“Além de viver o pior momento sanitário da história contemporânea – desencadeado pela pandemia – o setor de saúde no Brasil sofre com a falta de gestão, desmonte de políticas públicas e cortes de gastos”, afirmou a docente do Departamento de Saúde Coletiva (DSC) da Faculdade de Ciências Médicas (FCM) da Unicamp, Rosana Teresa Onocko Campos, que assumiu o comando da Associação Brasileira de Saúde Coletiva (Abrasco), em agosto desse ano.
Matéria publicada originalmente no portal da Faculdade de Ciências Médicas da Unicamp
“É lamentável o que estamos vivendo. Desde as barbaridades que acompanhamos na Comissão Parlamentar de Inquérito (CPI) que investigou as supostas omissões e irregularidades do Governo Federal no enfrentamento da pandemia, até o desmonte do nosso programa nacional de imunizações, que existia mesmo antes do Sistema Único de Saúde (SUS)”, disse a docente da FCM – que recentemente publicou no jornal Le Monde Diplomatique, o artigo Em defesa do SUS: A saída para a crise sanitária é política.
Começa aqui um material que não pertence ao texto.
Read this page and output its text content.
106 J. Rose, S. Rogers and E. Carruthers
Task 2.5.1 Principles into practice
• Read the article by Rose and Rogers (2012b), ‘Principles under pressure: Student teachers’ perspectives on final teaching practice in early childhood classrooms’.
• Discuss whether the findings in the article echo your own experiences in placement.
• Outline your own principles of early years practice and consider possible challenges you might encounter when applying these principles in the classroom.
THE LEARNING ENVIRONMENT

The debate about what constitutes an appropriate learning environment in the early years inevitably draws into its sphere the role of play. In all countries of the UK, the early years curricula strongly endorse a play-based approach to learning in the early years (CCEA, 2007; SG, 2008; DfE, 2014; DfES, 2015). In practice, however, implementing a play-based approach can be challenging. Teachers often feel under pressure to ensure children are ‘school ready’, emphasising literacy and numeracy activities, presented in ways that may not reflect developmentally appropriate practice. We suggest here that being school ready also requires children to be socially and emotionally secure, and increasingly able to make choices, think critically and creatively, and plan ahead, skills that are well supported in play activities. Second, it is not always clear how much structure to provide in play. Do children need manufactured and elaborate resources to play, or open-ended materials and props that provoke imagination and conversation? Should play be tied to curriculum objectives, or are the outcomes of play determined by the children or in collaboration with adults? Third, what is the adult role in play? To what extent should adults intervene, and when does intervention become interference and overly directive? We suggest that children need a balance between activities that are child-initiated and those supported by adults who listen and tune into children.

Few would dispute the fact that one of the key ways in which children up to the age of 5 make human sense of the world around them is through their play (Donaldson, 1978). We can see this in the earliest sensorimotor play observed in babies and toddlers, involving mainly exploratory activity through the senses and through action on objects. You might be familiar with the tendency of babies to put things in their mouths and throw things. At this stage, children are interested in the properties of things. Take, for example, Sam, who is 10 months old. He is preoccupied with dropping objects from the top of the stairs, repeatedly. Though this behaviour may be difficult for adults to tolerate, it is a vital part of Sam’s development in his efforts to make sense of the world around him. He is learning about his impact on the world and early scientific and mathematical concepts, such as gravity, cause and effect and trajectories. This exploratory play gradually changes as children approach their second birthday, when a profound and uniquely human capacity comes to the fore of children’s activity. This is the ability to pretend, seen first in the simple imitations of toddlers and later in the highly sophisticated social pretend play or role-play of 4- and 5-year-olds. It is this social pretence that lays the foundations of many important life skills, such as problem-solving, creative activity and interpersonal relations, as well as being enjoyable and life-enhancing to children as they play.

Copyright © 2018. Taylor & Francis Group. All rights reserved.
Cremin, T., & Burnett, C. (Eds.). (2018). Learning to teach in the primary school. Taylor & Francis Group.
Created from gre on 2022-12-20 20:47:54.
Apesar de tecer duras críticas em relação ao alarmante cenário em que se encontra a saúde do país, na atualidade, Rosana destacou com otimismo a vocação da Abrasco no engajamento científico e político que, dentre muitas conquistas, resultou na criação e defesa do SUS e, consequentemente, na criação de inúmeras políticas de saúde. “Somos uma associação científica com engajamento político não partidário. Atuamos na defesa das políticas públicas de saúde e, mais a rigor, em defesa da Saúde Coletiva”, comentou.
Segundo explicou a livre-docente da FCM, o conceito de Saúde Coletiva, particularmente adotado no Brasil, considera as questões da saúde pública a partir do arcabouço das ciências sociais – da sociologia, antropologia e história – em que não é possível pensar a saúde da população de um país sem levar em conta as determinantes sociais, a cultura e os valores da coletividade.
“Não é somente a variante de um vírus, mas todos os componentes de sociabilidade – ou seja, a forma como uma sociedade se organiza, os valores por ela defendidos, o quanto ela é equitativa ou desigual – que determina o curso de uma pandemia. Se analisarmos o curso da pandemia na Nova Zelândia e no Brasil veremos que não se trata apenas de uma questão de dimensão territorial, mas também de como as pessoas pensam e sentem, ou de como os governos de ambos os países se comportam”, disse.
Ao falar sobre a sua nomeação ao cargo de presidente da Abrasco, Rosana destacou, também, a importância histórica do DSC da FCM para a Saúde Coletiva brasileira.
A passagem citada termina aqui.